Давай простим их неуместный смех: ну где ж им знать, что мы счастливей всех? Ведь им прожить придется столько лет, пока поймут, что старости‑то нет!
Зеркало
Все приняло в оправе круглой нелицемерное стекло: ресницы, слепленные вьюгой, волос намокшее крыло, прозрачное свеченье кожи, лица изменчивый овал, глаза счастливые… все то же, что только что ты целовал. И с жадностью неутолимой, признательности не тая, любуюсь я твоей любимой… И странно мне, что это… я.
Ночь
Как душно и тесно в вагонном плену! Но я духоты, тесноты не кляну… Срываются версты, качаются звезды, играет, гуляет гармошка в Клину. Кивает огнями далекий уют, кузнечики в поле спросонья куют, ночная прохлада, чужая отрада. Нам здесь оставаться пятнадцать минут. Нам колокол дважды прикажет: «Пора!» И лязгнут сомкнувшиеся буфера, очнется граненый стакан в подстаканнике, со звоном отчаянным затрепыхав, кусты врассыпную шарахнутся в панике, с обрывками пара на тонких руках… И свист рассечет их ударом ножа, а ветер закружит и бросит в пространство, и примутся стекла – пример постоянства – в расшатанных рамах плясать, дребезжа. Мой спутник молчит, с головою укрыт, наверное, спит, а может, не спит, а может, как я, с духотой не в ладах, томится, с бессонницей не совладав. Какое мне дело! Мне знать ни к чему… Своей я тревоги никак не уйму. Что там за окошком: платформы ли, дамбы ли, мосты ли кидаются в дымную мглу? В холодном, продутом, грохочущем тамбуре я лбом прислонюсь к ледяному стеклу. Летят закругленья, вагоны креня, ночные селенья, нигде ни огня, ночные просторы, нигде ни огня… Как встретит твой город назавтра меня? Печаль или радость? Любовь или ложь? А вдруг не захочешь? А вдруг не придешь? А вдруг это просто придумано мной? …В болотцах рассвет голубой пеленой… Пусть мысли, как версты, уносятся прочь, ведь что б ни случилось, теперь не помочь. О, только бы, только бы, только бы длилась вот эта на счастье похожая ночь!

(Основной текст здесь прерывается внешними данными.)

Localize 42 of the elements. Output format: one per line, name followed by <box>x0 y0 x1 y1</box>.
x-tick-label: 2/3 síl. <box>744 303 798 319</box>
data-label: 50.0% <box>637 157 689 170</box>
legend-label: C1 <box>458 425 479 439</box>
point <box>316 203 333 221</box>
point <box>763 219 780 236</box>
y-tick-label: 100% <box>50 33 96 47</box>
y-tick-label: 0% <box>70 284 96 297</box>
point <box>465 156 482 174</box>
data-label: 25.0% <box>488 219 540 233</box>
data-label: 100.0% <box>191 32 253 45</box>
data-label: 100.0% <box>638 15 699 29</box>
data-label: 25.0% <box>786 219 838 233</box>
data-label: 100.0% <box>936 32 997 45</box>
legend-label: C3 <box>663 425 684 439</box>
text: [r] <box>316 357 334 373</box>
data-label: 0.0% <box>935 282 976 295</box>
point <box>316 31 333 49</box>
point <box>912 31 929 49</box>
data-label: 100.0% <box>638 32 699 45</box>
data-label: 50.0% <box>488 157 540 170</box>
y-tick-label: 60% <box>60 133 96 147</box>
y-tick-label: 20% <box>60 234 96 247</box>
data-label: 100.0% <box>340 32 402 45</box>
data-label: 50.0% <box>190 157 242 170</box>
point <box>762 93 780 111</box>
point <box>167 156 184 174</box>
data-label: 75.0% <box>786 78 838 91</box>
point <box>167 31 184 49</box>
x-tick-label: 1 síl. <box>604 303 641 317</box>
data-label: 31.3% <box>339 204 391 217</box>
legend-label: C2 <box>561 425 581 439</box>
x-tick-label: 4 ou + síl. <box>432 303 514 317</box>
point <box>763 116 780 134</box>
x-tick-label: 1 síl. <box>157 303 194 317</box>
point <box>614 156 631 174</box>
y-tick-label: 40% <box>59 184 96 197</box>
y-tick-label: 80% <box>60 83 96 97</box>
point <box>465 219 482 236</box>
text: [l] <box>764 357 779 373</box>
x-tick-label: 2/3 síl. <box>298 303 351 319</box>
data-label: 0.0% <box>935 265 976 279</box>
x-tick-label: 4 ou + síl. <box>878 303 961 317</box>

«Пусть мне оправдываться нечем…»
Пусть мне оправдываться нечем, пусть спорны доводы мои, – предпочитаю красноречью косноязычие любви. Когда волненью воплотиться в звучанье речи не дано, когда сто слов в душе родится и не годится ни одно! Когда молчание не робость, но ощущение того, какая отделяет пропасть слова от сердца твоего. О сердце, склонное к порывам, пусть будет мужеством твоим в поступках быть красноречивым, а в обожании – немым. И что бы мне ни возразили, я снова это повторю. …Прости меня, моя Россия, что о любви не говорю.